While the media will be relocated to the top of the lower bowl, the floor-level seats behind the baseline will be the new home of the UNLV band and part of “The Rebellion,” the student-led cheering section responsible for signs, effigies and other organized mayhem in the stands.
The hope is that increased volume at that end of the court will make it more difficult for the Rebels’ rivals to focus with the game on the line.
Junior point guard Amauri Hardy believes fans can impact the game and endorsed the new layout.
“That definitely plays a role when it comes down to free throws, when it comes down to them trying to run their plays,” Hardy said. “We’ve got our fans down there screaming, versus down [at the other end] where it’s kind of hard to get in their minds or get in their heads. It helps.”

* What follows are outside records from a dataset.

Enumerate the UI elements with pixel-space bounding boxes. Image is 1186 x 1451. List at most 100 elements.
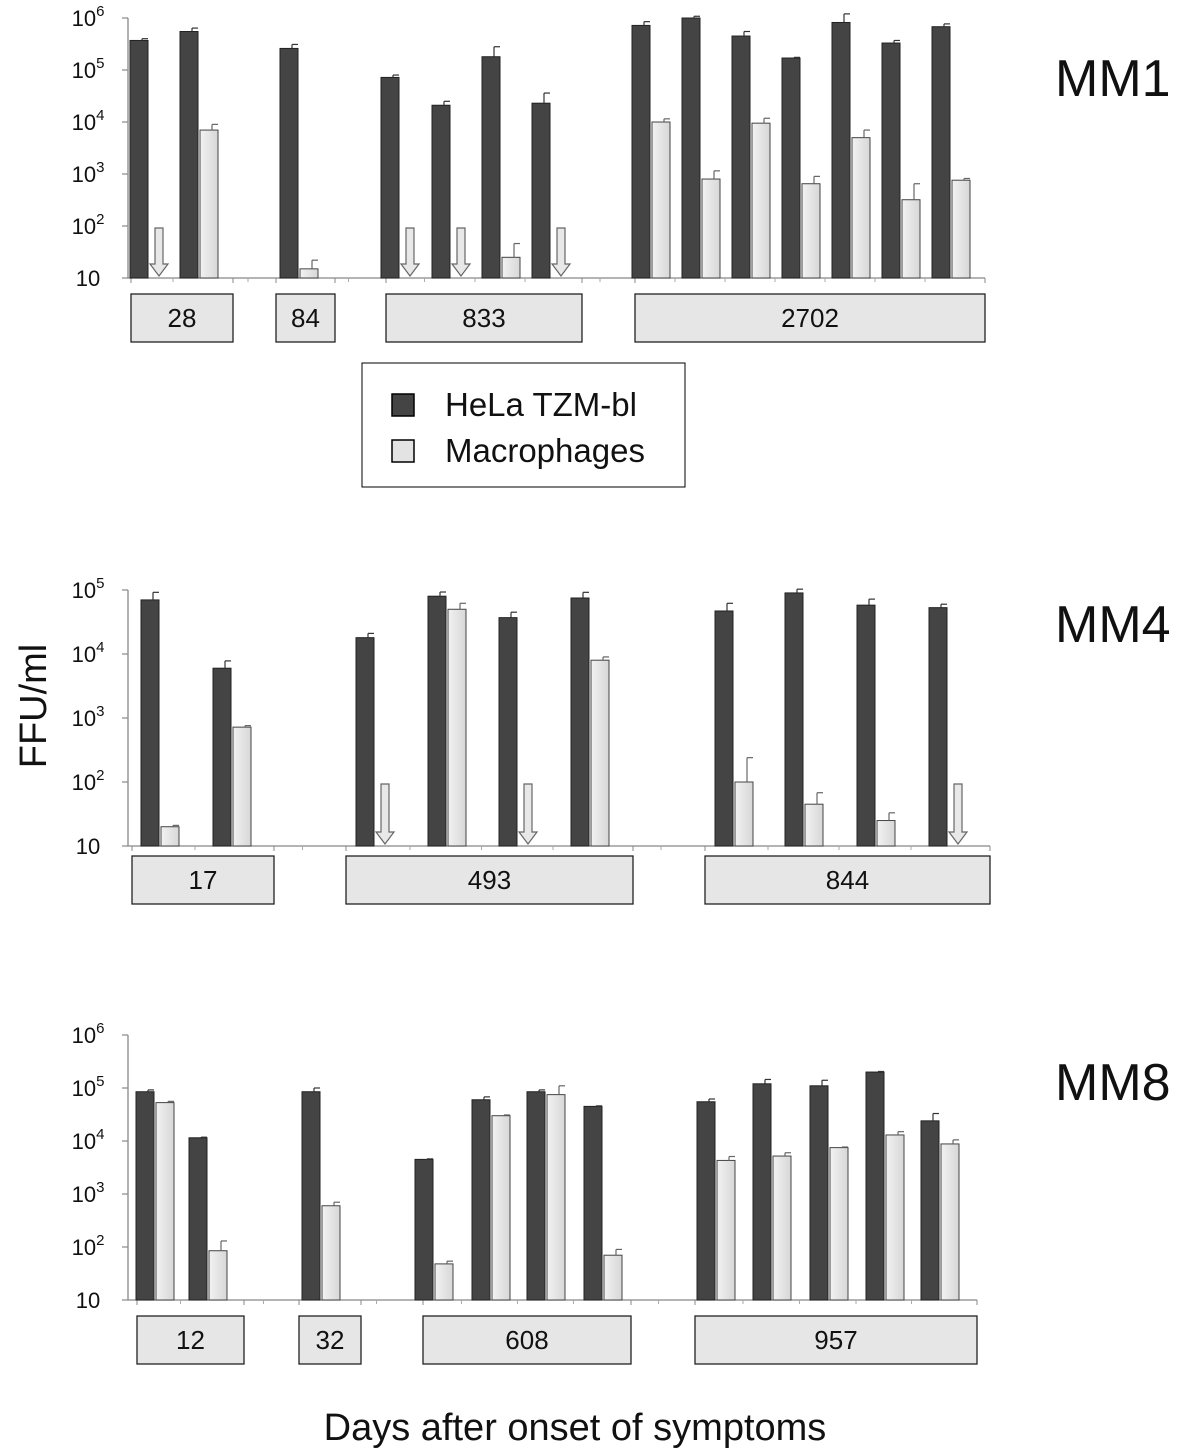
y-tick-label: 105 — [72, 1073, 105, 1101]
y-tick-label: 10 — [76, 266, 100, 291]
bar-hela — [526, 1091, 546, 1301]
y-tick-label: 103 — [72, 1179, 105, 1207]
bar-macrophages — [651, 121, 671, 279]
bar-hela — [752, 1083, 772, 1301]
bar-macrophages — [546, 1094, 566, 1301]
bar-hela — [928, 607, 948, 847]
bar-macrophages — [491, 1115, 511, 1301]
bar-hela — [681, 17, 701, 279]
x-axis-title: Days after onset of symptoms — [324, 1407, 827, 1449]
group-label: 957 — [814, 1325, 857, 1355]
bar-hela — [140, 599, 160, 847]
group-label-box — [136, 1315, 245, 1365]
bar-hela — [355, 637, 375, 847]
y-tick-label: 104 — [72, 639, 105, 667]
bar-hela — [809, 1085, 829, 1301]
below-detection-arrow — [450, 227, 472, 277]
y-tick-label: 104 — [72, 1126, 105, 1154]
legend-swatch-hela — [391, 393, 415, 417]
bar-hela — [481, 56, 501, 279]
below-detection-arrow — [148, 227, 170, 277]
group-label: 32 — [316, 1325, 345, 1355]
y-tick-label: 105 — [72, 575, 105, 603]
y-tick-label: 103 — [72, 159, 105, 187]
bar-hela — [583, 1105, 603, 1301]
bar-hela — [856, 604, 876, 847]
group-label-box — [704, 855, 991, 905]
legend: HeLa TZM-bl Macrophages — [361, 362, 686, 488]
bar-macrophages — [734, 781, 754, 847]
chart-mm8: MM8 106 105 104 103 102 10 12 32 608 957 — [72, 1020, 1171, 1365]
y-tick-label: 106 — [72, 1020, 105, 1048]
bar-hela — [179, 31, 199, 279]
bar-macrophages — [232, 726, 252, 847]
group-label-box — [385, 293, 583, 343]
chart-mm4: MM4 105 104 103 102 10 17 493 844 — [72, 575, 1171, 905]
below-detection-arrow — [517, 783, 539, 845]
bar-macrophages — [772, 1155, 792, 1301]
group-label: 28 — [168, 303, 197, 333]
bar-hela — [129, 39, 149, 279]
below-detection-arrow — [399, 227, 421, 277]
bar-macrophages — [501, 256, 521, 279]
chart-title-mm1: MM1 — [1055, 50, 1171, 108]
group-label-box — [275, 293, 336, 343]
bar-macrophages — [603, 1254, 623, 1301]
below-detection-arrow — [947, 783, 969, 845]
bar-macrophages — [804, 803, 824, 847]
below-detection-arrow — [550, 227, 572, 277]
y-tick-label: 10 — [76, 1288, 100, 1313]
bar-hela — [427, 595, 447, 847]
bar-hela — [212, 667, 232, 847]
group-label: 12 — [176, 1325, 205, 1355]
chart-title-mm4: MM4 — [1055, 596, 1171, 654]
y-tick-label: 103 — [72, 703, 105, 731]
group-label: 493 — [468, 865, 511, 895]
bar-macrophages — [716, 1159, 736, 1301]
bar-macrophages — [940, 1143, 960, 1301]
y-tick-label: 10 — [76, 834, 100, 859]
bar-macrophages — [299, 268, 319, 279]
bar-hela — [881, 42, 901, 279]
chart-mm1: MM1 106 105 104 103 102 10 28 84 833 2702 — [72, 3, 1171, 343]
group-label: 2702 — [781, 303, 839, 333]
bar-macrophages — [321, 1205, 341, 1301]
chart-title-mm8: MM8 — [1055, 1054, 1171, 1112]
bar-macrophages — [829, 1147, 849, 1301]
bar-macrophages — [199, 129, 219, 279]
bar-hela — [631, 24, 651, 279]
bar-macrophages — [951, 179, 971, 279]
bar-macrophages — [751, 122, 771, 279]
bar-hela — [714, 610, 734, 847]
bar-hela — [135, 1091, 155, 1301]
bar-macrophages — [701, 178, 721, 279]
below-detection-arrow — [374, 783, 396, 845]
group-label: 833 — [462, 303, 505, 333]
bar-hela — [570, 597, 590, 847]
group-label-box — [131, 855, 275, 905]
group-label-box — [298, 1315, 362, 1365]
bar-hela — [865, 1071, 885, 1301]
bar-hela — [831, 21, 851, 279]
bar-hela — [471, 1099, 491, 1301]
bar-macrophages — [885, 1134, 905, 1301]
bar-hela — [498, 617, 518, 847]
bar-macrophages — [155, 1102, 175, 1301]
legend-label-hela: HeLa TZM-bl — [445, 386, 637, 423]
bar-macrophages — [160, 826, 180, 847]
group-label-box — [422, 1315, 632, 1365]
bar-macrophages — [447, 608, 467, 847]
group-label: 17 — [189, 865, 218, 895]
bar-macrophages — [590, 659, 610, 847]
bar-hela — [781, 57, 801, 279]
bar-hela — [188, 1137, 208, 1301]
bar-hela — [931, 26, 951, 279]
y-axis-title: FFU/ml — [13, 644, 55, 769]
group-label: 844 — [826, 865, 869, 895]
bar-hela — [784, 592, 804, 847]
legend-label-macrophages: Macrophages — [445, 432, 645, 469]
bar-hela — [380, 76, 400, 279]
y-tick-label: 102 — [72, 211, 105, 239]
bar-hela — [279, 47, 299, 279]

UNLV’s students and band were previously located behind the second-half home basket. Now they’ll be behind both baskets, and the onus will be on the school’s biggest fans to provide a home-court advantage.
Hardy pointed to New Mexico’s home arena, “The Pit,” as one of the most difficult places to play because of the intensity — and proximity — of the Lobos’ student section.

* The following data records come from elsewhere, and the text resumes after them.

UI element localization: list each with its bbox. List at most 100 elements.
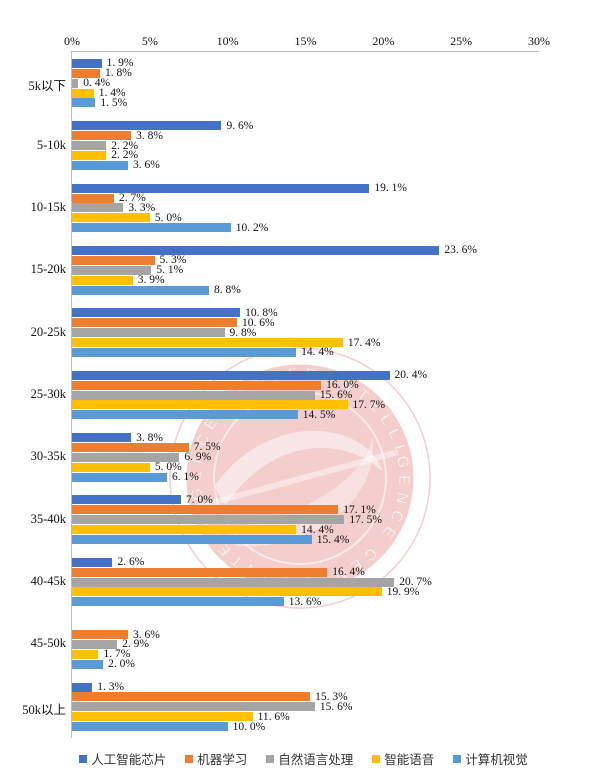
legend-label: 人工智能芯片 <box>91 753 167 767</box>
legend-item-机器学习: 机器学习 <box>185 749 247 768</box>
category-label-20-25k: 20-25k <box>30 324 66 339</box>
x-tick-label-20%: 20% <box>372 34 395 48</box>
legend-swatch-icon <box>185 754 194 763</box>
value-label-智能语音-45-50k: 1. 7% <box>103 648 131 661</box>
bar-机器学习-20-25k <box>72 318 237 328</box>
category-label-40-45k: 40-45k <box>30 574 66 589</box>
legend-item-自然语言处理: 自然语言处理 <box>266 749 353 768</box>
bar-人工智能芯片-20-25k <box>72 308 241 318</box>
value-label-机器学习-15-20k: 5. 3% <box>159 254 187 267</box>
legend-label: 自然语言处理 <box>278 753 354 767</box>
value-label-智能语音-25-30k: 17. 7% <box>352 398 386 411</box>
value-label-人工智能芯片-10-15k: 19. 1% <box>374 182 407 195</box>
bar-自然语言处理-10-15k <box>72 203 124 213</box>
bar-自然语言处理-45-50k <box>72 639 118 649</box>
value-label-人工智能芯片-5-10k: 9. 6% <box>226 119 254 132</box>
value-label-智能语音-10-15k: 5. 0% <box>154 211 182 224</box>
value-label-智能语音-15-20k: 3. 9% <box>137 274 165 287</box>
value-label-人工智能芯片-20-25k: 10. 8% <box>245 306 278 319</box>
watermark-swoosh-icon <box>225 433 375 548</box>
bar-智能语音-5-10k <box>72 150 107 160</box>
bar-人工智能芯片-5-10k <box>72 121 222 131</box>
value-label-计算机视觉-5-10k: 3. 6% <box>133 159 160 172</box>
bar-人工智能芯片-30-35k <box>72 433 132 443</box>
bar-机器学习-45-50k <box>72 630 129 640</box>
bar-自然语言处理-5-10k <box>72 141 107 151</box>
value-label-智能语音-30-35k: 5. 0% <box>154 461 182 474</box>
bar-计算机视觉-10-15k <box>72 223 231 233</box>
value-label-机器学习-40-45k: 16. 4% <box>332 566 365 579</box>
bar-智能语音-35-40k <box>72 525 297 535</box>
category-label-5k以下: 5k以下 <box>28 79 66 94</box>
y-axis-line <box>71 51 72 738</box>
legend-swatch-icon <box>79 754 88 763</box>
x-tick-label-25%: 25% <box>450 34 473 48</box>
category-label-5-10k: 5-10k <box>36 137 66 152</box>
x-axis-line <box>72 51 539 52</box>
value-label-智能语音-5-10k: 2. 2% <box>111 149 139 162</box>
value-label-机器学习-30-35k: 7. 5% <box>193 441 221 454</box>
value-label-计算机视觉-5k以下: 1. 5% <box>100 96 128 109</box>
legend: 人工智能芯片 机器学习 自然语言处理 智能语音 计算机视觉 <box>0 749 607 768</box>
bar-智能语音-40-45k <box>72 587 382 597</box>
bar-机器学习-30-35k <box>72 442 189 452</box>
value-label-智能语音-40-45k: 19. 9% <box>386 585 420 598</box>
value-label-计算机视觉-25-30k: 14. 5% <box>302 408 336 421</box>
bar-自然语言处理-35-40k <box>72 515 345 525</box>
value-label-人工智能芯片-50k以上: 1. 3% <box>97 681 125 694</box>
value-label-计算机视觉-40-45k: 13. 6% <box>288 595 322 608</box>
bar-人工智能芯片-50k以上 <box>72 682 93 692</box>
bar-智能语音-50k以上 <box>72 712 253 722</box>
value-label-机器学习-5-10k: 3. 8% <box>136 129 163 142</box>
bar-人工智能芯片-25-30k <box>72 370 390 380</box>
bar-自然语言处理-15-20k <box>72 265 152 275</box>
value-label-自然语言处理-15-20k: 5. 1% <box>156 264 184 277</box>
legend-label: 计算机视觉 <box>465 753 528 767</box>
value-label-自然语言处理-35-40k: 17. 5% <box>349 513 382 526</box>
category-label-35-40k: 35-40k <box>30 511 66 526</box>
legend-item-计算机视觉: 计算机视觉 <box>453 749 528 768</box>
value-label-人工智能芯片-35-40k: 7. 0% <box>185 493 213 506</box>
x-tick-label-5%: 5% <box>141 34 158 48</box>
bar-自然语言处理-25-30k <box>72 390 315 400</box>
value-label-人工智能芯片-30-35k: 3. 8% <box>136 431 163 444</box>
value-label-自然语言处理-5-10k: 2. 2% <box>111 139 139 152</box>
bar-机器学习-5k以下 <box>72 68 101 78</box>
bar-计算机视觉-50k以上 <box>72 722 228 732</box>
bar-自然语言处理-40-45k <box>72 577 395 587</box>
legend-swatch-icon <box>453 754 462 763</box>
legend-item-人工智能芯片: 人工智能芯片 <box>79 749 166 768</box>
value-label-自然语言处理-45-50k: 2. 9% <box>122 638 149 651</box>
bar-计算机视觉-5k以下 <box>72 98 96 108</box>
value-label-计算机视觉-10-15k: 10. 2% <box>235 221 269 234</box>
value-label-计算机视觉-15-20k: 8. 8% <box>213 284 241 297</box>
bar-计算机视觉-35-40k <box>72 535 312 545</box>
bar-计算机视觉-15-20k <box>72 285 209 295</box>
value-label-计算机视觉-35-40k: 15. 4% <box>316 533 350 546</box>
value-label-智能语音-35-40k: 14. 4% <box>301 523 334 536</box>
value-label-自然语言处理-50k以上: 15. 6% <box>319 700 353 713</box>
bar-人工智能芯片-10-15k <box>72 183 370 193</box>
x-tick-label-15%: 15% <box>294 34 317 48</box>
category-label-25-30k: 25-30k <box>30 387 66 401</box>
category-label-10-15k: 10-15k <box>30 199 66 214</box>
bar-计算机视觉-40-45k <box>72 597 284 607</box>
value-label-自然语言处理-40-45k: 20. 7% <box>399 576 432 589</box>
bar-智能语音-20-25k <box>72 338 343 348</box>
bar-人工智能芯片-40-45k <box>72 557 113 567</box>
value-label-机器学习-25-30k: 16. 0% <box>326 379 359 392</box>
value-label-计算机视觉-20-25k: 14. 4% <box>301 346 334 359</box>
category-label-15-20k: 15-20k <box>30 262 66 277</box>
bar-自然语言处理-50k以上 <box>72 702 315 712</box>
category-label-30-35k: 30-35k <box>30 449 66 464</box>
value-label-计算机视觉-45-50k: 2. 0% <box>108 658 135 671</box>
x-tick-label-0%: 0% <box>64 34 80 48</box>
legend-label: 机器学习 <box>197 753 248 767</box>
value-label-计算机视觉-50k以上: 10. 0% <box>232 720 266 733</box>
value-label-自然语言处理-25-30k: 15. 6% <box>319 389 353 401</box>
bar-自然语言处理-20-25k <box>72 328 225 338</box>
value-label-人工智能芯片-5k以下: 1. 9% <box>106 57 134 70</box>
value-label-计算机视觉-30-35k: 6. 1% <box>171 471 199 484</box>
bar-自然语言处理-30-35k <box>72 452 180 462</box>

“As soon as you walk in the gym, you’re stretching, you’ve got people screaming all in your face, fans antagonizing you, talking about your stats or something like that, your past games,” Hardy said. “That’s something we can implement right here going into the second half, people antagonizing the other players, trying to get in their heads.”
UNLV coach T.J. Otzelberger hasn’t yet had a chance to experience a sold-out Thomas & Mack Center at its most boisterous, but he thinks the new student sections will help add to the game-night atmosphere.
“Looking back to different environments that I’ve been a part of, I feel like it’s been very impactful when the student sections are behind the baskets,” Otzelberger said, “because it does give you that added energy, enthusiasm. Some of the signs, some of the goofy things they’re doing for free throws, I think that gives those students an opportunity to be right on the floor and enjoy that college experience and get a little crazy at the end of the game. I think it’s a good thing and I think it’ll be something that helps us generate energy throughout the season.”